Source : rapport d'information précité, Sénat n° 485 (2008-2009)

* 25La loi n° 75-534 du 30 juin 1975 d'orientation en faveur des personnes handicapées a créé un nouveau type d'établissement, les maisons d'accueil spécialisées (MAS). Il s'agit d'établissements ou de services destinés à recevoir des personnes n'ayant pu acquérir un minimum d'autonomie et dont l'état nécessite une surveillance médicale et des soins constants.

* 26 La prestation de compensation du handicap est ouverte aux adultes handicapés à domicile depuis janvier 2006. Elle a été étendue par décret aux adultes handicapés en établissements en février 2007, puis aux enfants handicapés à domicile et en établissement en avril 2008. Elle est versée par les départements, sur décision des commissions départementales des droits et de l'autonomie des personnes handicapées (CDAPH) créées au sein des maisons départementales des personnes handicapées.

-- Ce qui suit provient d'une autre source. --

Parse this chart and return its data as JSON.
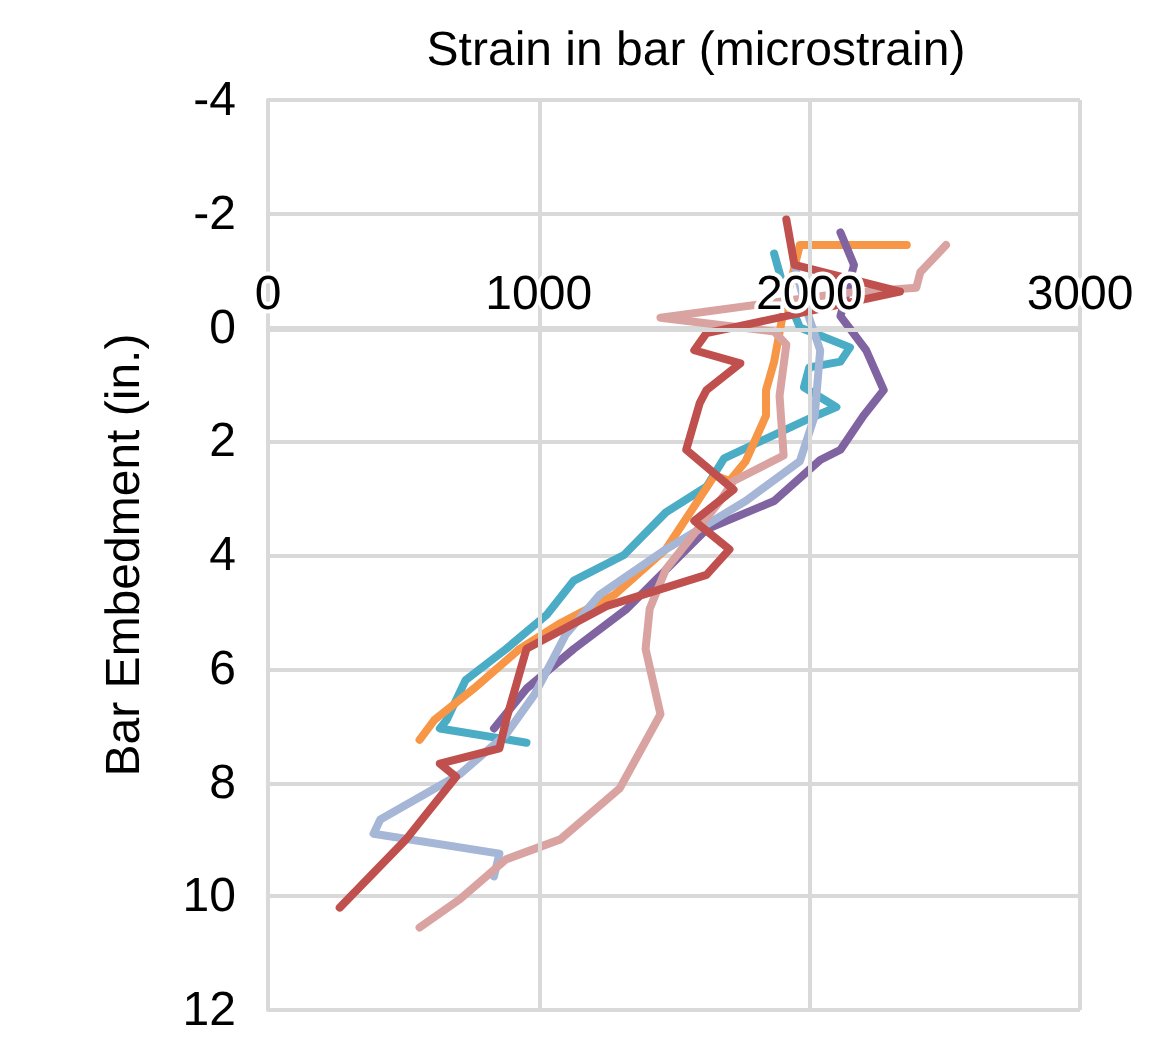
{
  "chart_data": {
    "type": "line",
    "xlabel": "Strain in bar (microstrain)",
    "ylabel": "Bar Embedment (in.)",
    "xlim": [
      0,
      3000
    ],
    "xticks": [
      0,
      1000,
      2000,
      3000
    ],
    "ylim": [
      12,
      -4
    ],
    "yticks": [
      -4,
      -2,
      0,
      2,
      4,
      6,
      8,
      10,
      12
    ],
    "grid": true,
    "marker": "none",
    "line_style": "solid",
    "series": [
      {
        "color": "#4bacc6",
        "x": [
          1870,
          1905,
          1965,
          2150,
          2115,
          2000,
          1980,
          2100,
          2000,
          1685,
          1620,
          1470,
          1315,
          1130,
          1030,
          880,
          730,
          660,
          635,
          955
        ],
        "values": [
          -1.3,
          -0.7,
          0,
          0.35,
          0.6,
          0.7,
          1.05,
          1.4,
          1.6,
          2.3,
          2.8,
          3.25,
          4.0,
          4.45,
          5.05,
          5.65,
          6.2,
          6.9,
          7.05,
          7.3
        ]
      },
      {
        "color": "#f79646",
        "x": [
          2360,
          1965,
          1905,
          1870,
          1840,
          1840,
          1765,
          1705,
          1650,
          1470,
          1280,
          1080,
          930,
          760,
          615,
          560
        ],
        "values": [
          -1.45,
          -1.45,
          -0.3,
          0.6,
          1.1,
          1.55,
          2.35,
          2.7,
          2.6,
          3.9,
          4.7,
          5.2,
          5.65,
          6.35,
          6.9,
          7.25
        ]
      },
      {
        "color": "#8064a2",
        "x": [
          2115,
          2165,
          2115,
          2210,
          2275,
          2200,
          2115,
          2040,
          1870,
          1620,
          1325,
          1130,
          955,
          835
        ],
        "values": [
          -1.67,
          -1.1,
          -0.2,
          0.4,
          1.1,
          1.55,
          2.15,
          2.33,
          3.05,
          3.55,
          4.95,
          5.65,
          6.35,
          7.05
        ]
      },
      {
        "color": "#a5b6d6",
        "x": [
          1945,
          1990,
          2040,
          2020,
          1965,
          1765,
          1470,
          1225,
          1100,
          985,
          880,
          710,
          415,
          390,
          855,
          835
        ],
        "values": [
          -1.1,
          -0.3,
          0.4,
          1.55,
          2.35,
          3.05,
          3.9,
          4.7,
          5.4,
          6.45,
          7.15,
          7.85,
          8.65,
          8.9,
          9.25,
          9.65
        ]
      },
      {
        "color": "#d9a3a2",
        "x": [
          2505,
          2410,
          2395,
          2115,
          1450,
          1870,
          1915,
          1890,
          1905,
          1720,
          1670,
          1470,
          1410,
          1395,
          1450,
          1300,
          1080,
          880,
          710,
          560
        ],
        "values": [
          -1.45,
          -0.97,
          -0.7,
          -0.6,
          -0.17,
          0.07,
          0.3,
          1.2,
          2.25,
          2.7,
          3.05,
          4.25,
          4.95,
          5.65,
          6.8,
          8.1,
          9.0,
          9.35,
          10.05,
          10.55
        ]
      },
      {
        "color": "#c0504d",
        "x": [
          1915,
          1945,
          2335,
          1620,
          1575,
          1745,
          1620,
          1595,
          1545,
          1720,
          1575,
          1705,
          1620,
          1250,
          955,
          880,
          855,
          635,
          695,
          510,
          265
        ],
        "values": [
          -1.9,
          -1.1,
          -0.63,
          0.1,
          0.4,
          0.63,
          1.1,
          1.33,
          2.15,
          2.85,
          3.4,
          3.9,
          4.35,
          4.9,
          5.65,
          6.9,
          7.4,
          7.67,
          7.9,
          9.0,
          10.2
        ]
      }
    ]
  }
}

* 27 Plus précisément le troisième des cinq éléments qui composent la prestation, intitulé « frais de transports ».

* 28 Rapport du groupe de travail « frais de transport des personnes en situation de handicap », juillet 2009.

* 29 « Les maisons départementales des personnes handicapées sur la bonne voie : premier bilan, quatre ans après la loi du 11 février 2005 » - Rapport Sénat n° 485 (2008-2009) - Paul Blanc et Annie Jarraud-Vergnolle, rapporteurs, au nom de la commission des affaires sociales.